Fiscalité applicable : les travaux d'amélioration énergétique relèvent de la TVA à 5,5 % lorsqu'ils portent sur un logement achevé depuis plus de deux ans. Sur un scénario de gain de classes, de deux à quatre chiffré 66 000 € TTC à Bruz, cela correspond à environ 3 441 € de taxe, contre le triple au taux normal.
Ne signez rien avant l'accord : sur un scénario de gain de classes, de deux à quatre à Bruz, l'antériorité du dossier est une condition d'éligibilité, pas une formalité. L'enjeu se chiffre à 32 000 € pour un profil très modeste et 18 000 € pour un profil intermédiaire.
L'arbitrage se fait en part d'assiette : à Bruz, le saut de classes en absorbe environ 165 %. Il reste donc de la marge pour les autres lots du bouquet, sachant que l'aide portée par ce seul poste va de 18 000 € à 32 000 € selon la catégorie de ressources.
Le choix du scénario change l'assiette : à Bruz, elle passe de 30 000 € HT à deux classes à 40 000 € HT dès trois classes.

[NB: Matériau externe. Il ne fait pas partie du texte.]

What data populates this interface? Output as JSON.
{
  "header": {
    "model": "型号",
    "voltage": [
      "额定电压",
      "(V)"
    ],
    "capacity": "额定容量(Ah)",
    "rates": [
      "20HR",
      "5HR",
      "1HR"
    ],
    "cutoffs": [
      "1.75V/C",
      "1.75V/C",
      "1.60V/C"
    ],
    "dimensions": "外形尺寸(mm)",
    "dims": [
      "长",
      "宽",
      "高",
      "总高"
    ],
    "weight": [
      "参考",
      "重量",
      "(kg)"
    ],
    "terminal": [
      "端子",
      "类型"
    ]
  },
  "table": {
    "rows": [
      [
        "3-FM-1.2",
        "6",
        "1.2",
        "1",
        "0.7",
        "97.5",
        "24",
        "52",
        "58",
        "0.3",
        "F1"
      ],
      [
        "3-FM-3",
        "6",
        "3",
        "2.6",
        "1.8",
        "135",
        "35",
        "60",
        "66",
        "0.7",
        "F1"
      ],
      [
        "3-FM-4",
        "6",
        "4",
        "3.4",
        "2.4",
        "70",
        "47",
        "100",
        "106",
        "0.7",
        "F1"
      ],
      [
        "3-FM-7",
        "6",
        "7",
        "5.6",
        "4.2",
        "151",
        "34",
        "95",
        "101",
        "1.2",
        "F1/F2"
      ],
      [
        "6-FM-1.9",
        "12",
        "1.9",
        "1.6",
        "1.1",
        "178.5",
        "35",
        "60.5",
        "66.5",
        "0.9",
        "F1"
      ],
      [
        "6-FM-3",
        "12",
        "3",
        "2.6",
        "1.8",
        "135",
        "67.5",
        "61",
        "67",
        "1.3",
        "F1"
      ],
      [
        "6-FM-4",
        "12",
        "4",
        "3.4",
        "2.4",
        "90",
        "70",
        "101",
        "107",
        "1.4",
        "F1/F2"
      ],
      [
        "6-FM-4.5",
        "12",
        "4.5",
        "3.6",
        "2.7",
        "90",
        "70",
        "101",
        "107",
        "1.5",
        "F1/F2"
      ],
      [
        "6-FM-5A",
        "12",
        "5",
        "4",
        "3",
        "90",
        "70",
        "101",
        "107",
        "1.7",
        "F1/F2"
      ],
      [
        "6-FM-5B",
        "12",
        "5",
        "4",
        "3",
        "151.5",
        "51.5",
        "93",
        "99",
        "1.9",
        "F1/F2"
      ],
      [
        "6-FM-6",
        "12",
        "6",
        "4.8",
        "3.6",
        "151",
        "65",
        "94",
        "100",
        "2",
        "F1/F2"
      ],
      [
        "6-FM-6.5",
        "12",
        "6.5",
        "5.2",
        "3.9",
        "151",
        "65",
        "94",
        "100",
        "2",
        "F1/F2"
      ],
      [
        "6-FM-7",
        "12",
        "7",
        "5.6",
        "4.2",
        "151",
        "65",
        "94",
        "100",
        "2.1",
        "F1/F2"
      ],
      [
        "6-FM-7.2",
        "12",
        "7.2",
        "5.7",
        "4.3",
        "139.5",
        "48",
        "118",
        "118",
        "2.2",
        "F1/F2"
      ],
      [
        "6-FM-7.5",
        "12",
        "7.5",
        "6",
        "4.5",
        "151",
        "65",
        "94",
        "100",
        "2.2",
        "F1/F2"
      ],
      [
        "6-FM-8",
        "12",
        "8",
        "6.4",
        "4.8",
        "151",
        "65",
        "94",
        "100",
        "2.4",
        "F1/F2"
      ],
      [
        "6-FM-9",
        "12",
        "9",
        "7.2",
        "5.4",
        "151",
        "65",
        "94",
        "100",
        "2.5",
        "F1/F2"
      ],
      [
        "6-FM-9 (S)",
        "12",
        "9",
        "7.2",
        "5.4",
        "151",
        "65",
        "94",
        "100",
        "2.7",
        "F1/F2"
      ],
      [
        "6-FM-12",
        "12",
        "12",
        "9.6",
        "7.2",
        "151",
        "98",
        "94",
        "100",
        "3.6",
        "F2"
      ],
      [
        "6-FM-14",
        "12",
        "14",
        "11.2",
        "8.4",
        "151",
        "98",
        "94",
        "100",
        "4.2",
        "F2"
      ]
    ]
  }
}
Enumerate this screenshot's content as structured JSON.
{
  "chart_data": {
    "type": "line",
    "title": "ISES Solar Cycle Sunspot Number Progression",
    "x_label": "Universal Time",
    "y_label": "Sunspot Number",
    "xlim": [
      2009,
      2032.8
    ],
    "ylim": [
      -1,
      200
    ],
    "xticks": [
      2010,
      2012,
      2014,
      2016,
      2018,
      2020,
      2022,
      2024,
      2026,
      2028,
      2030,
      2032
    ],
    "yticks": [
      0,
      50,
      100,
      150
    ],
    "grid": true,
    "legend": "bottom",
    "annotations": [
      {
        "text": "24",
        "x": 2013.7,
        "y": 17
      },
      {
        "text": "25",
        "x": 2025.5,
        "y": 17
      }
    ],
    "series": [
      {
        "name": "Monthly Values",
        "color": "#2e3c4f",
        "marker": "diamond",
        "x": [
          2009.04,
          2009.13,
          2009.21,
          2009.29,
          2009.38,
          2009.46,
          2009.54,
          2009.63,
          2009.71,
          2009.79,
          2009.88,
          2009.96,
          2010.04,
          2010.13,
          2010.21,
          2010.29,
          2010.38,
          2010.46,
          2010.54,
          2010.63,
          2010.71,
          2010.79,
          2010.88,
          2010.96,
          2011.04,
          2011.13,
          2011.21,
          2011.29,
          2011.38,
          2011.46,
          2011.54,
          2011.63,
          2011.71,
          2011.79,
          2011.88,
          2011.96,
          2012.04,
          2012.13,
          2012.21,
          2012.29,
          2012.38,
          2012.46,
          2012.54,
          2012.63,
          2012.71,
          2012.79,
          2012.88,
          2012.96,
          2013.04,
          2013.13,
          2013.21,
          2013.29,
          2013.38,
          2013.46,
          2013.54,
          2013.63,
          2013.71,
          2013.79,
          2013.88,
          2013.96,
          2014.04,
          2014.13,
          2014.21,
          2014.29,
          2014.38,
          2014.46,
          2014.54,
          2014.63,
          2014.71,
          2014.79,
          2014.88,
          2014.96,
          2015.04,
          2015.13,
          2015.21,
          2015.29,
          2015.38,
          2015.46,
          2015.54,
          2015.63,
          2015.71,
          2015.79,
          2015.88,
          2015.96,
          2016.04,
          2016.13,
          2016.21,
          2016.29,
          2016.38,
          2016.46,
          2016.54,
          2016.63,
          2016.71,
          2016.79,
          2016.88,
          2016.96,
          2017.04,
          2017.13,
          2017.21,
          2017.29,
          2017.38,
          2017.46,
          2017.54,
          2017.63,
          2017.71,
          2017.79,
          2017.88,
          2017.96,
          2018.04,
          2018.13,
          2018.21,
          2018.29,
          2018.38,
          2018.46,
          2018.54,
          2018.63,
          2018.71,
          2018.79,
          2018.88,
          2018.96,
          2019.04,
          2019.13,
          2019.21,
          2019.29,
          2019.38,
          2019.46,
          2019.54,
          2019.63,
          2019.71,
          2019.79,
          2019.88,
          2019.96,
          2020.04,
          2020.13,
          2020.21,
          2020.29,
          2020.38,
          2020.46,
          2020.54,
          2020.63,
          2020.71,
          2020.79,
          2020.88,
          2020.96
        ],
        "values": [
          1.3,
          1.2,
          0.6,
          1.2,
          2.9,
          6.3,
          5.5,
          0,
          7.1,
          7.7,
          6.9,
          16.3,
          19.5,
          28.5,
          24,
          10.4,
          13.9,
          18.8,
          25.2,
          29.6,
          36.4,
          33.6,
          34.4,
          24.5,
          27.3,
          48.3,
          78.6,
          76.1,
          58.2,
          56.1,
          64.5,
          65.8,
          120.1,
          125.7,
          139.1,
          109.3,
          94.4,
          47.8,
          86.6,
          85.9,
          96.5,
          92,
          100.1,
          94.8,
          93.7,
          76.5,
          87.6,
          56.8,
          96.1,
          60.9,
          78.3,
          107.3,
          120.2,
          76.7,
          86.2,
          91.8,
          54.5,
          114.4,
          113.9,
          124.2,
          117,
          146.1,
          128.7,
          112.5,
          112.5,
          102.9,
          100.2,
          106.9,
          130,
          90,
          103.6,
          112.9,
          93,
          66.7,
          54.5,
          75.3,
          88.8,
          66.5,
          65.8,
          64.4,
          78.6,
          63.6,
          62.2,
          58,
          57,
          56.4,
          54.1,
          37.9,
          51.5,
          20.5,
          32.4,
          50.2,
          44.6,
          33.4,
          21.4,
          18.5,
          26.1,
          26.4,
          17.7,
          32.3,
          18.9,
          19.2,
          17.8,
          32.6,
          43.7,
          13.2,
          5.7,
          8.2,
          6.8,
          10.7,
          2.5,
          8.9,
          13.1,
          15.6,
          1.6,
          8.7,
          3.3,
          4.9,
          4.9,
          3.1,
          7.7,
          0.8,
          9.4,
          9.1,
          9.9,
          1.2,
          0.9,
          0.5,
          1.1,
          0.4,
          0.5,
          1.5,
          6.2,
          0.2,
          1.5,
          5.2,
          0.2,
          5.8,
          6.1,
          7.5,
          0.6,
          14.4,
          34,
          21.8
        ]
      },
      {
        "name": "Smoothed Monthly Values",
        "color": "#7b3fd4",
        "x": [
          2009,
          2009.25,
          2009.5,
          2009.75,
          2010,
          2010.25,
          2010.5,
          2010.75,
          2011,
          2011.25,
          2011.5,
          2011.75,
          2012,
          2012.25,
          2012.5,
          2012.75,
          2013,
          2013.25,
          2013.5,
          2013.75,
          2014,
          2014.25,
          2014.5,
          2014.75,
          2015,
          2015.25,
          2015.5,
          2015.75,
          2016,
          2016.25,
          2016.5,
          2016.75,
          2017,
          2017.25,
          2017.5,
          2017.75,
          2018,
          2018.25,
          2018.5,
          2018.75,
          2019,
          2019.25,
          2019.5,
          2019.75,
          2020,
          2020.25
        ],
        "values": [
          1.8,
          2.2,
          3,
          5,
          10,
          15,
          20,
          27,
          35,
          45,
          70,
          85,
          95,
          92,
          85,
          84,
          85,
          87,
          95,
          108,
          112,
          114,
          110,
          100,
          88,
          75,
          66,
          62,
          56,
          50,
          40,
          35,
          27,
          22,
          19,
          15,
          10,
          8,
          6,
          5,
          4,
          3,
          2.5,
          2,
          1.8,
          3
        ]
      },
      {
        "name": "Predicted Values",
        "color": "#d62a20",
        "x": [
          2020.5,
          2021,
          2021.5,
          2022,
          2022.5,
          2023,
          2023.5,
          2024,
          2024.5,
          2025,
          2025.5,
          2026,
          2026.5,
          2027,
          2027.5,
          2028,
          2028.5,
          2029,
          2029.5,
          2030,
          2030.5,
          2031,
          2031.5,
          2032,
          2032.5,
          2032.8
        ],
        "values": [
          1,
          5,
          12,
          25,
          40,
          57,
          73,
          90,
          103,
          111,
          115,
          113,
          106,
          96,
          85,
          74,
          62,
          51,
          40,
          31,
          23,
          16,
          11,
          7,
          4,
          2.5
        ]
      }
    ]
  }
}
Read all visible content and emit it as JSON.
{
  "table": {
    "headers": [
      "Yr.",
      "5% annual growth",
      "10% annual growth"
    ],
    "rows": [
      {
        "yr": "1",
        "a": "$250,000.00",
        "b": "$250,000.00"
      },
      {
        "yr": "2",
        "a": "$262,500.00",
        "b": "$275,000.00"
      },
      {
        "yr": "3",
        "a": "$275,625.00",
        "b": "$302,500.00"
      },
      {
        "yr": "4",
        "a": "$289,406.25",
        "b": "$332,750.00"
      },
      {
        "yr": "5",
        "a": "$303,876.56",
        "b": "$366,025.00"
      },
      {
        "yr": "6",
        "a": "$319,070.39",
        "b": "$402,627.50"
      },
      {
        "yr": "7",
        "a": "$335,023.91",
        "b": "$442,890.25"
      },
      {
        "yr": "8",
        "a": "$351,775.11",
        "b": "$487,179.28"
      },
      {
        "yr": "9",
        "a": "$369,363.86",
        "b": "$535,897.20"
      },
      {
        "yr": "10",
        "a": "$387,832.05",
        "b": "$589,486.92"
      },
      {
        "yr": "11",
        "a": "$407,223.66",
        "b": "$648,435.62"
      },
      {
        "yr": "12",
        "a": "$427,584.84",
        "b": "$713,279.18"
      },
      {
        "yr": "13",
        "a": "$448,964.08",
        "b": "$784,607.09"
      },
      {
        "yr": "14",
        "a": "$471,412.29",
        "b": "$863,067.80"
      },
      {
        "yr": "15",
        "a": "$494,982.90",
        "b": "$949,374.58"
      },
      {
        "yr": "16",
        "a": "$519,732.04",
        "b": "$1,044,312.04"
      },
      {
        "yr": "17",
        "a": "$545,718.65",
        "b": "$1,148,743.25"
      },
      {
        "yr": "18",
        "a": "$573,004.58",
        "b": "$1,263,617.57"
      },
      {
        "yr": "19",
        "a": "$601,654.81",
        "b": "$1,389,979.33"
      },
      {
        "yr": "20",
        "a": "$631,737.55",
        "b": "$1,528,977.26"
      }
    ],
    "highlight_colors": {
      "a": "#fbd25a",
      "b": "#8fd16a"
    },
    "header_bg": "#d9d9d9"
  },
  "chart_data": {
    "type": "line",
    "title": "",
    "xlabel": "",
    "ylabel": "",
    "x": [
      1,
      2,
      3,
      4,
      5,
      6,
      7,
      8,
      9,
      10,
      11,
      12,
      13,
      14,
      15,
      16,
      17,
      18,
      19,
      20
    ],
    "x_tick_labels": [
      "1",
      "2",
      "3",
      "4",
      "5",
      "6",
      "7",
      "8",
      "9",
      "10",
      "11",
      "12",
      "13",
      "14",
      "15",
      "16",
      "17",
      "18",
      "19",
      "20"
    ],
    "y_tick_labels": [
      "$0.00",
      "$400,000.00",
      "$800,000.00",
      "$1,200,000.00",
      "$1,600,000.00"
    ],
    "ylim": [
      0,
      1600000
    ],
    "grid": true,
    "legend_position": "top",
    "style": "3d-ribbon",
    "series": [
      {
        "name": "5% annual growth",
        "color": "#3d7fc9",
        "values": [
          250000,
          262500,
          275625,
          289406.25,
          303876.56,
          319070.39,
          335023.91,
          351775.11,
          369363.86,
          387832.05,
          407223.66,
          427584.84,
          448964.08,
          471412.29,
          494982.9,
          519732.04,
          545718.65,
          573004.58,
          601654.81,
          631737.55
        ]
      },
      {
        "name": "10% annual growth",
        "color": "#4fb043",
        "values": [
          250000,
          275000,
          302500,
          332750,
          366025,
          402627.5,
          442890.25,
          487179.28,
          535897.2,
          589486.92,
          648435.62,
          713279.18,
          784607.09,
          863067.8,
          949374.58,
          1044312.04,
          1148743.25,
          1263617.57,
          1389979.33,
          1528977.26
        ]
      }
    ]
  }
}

Avec le saut de classes chiffré autour de 66 000 €, l'arbitrage consiste à vérifier si le poste complémentaire nécessaire pour franchir la troisième classe coûte moins que le supplément d'aide qu'il déclenche.
Ce que vérifie l'instructeur avant de payer à Bruz : que un calcul 3CL-DPE avant et après travaux par le même opérateur figure au devis, que un auditeur énergétique qualifié soit qualifié RGE à la date de signature, et que le rapport d'audit après travaux et l'attestation de fin de travaux soit joint. À la clé, un solde pouvant atteindre 32 000 €.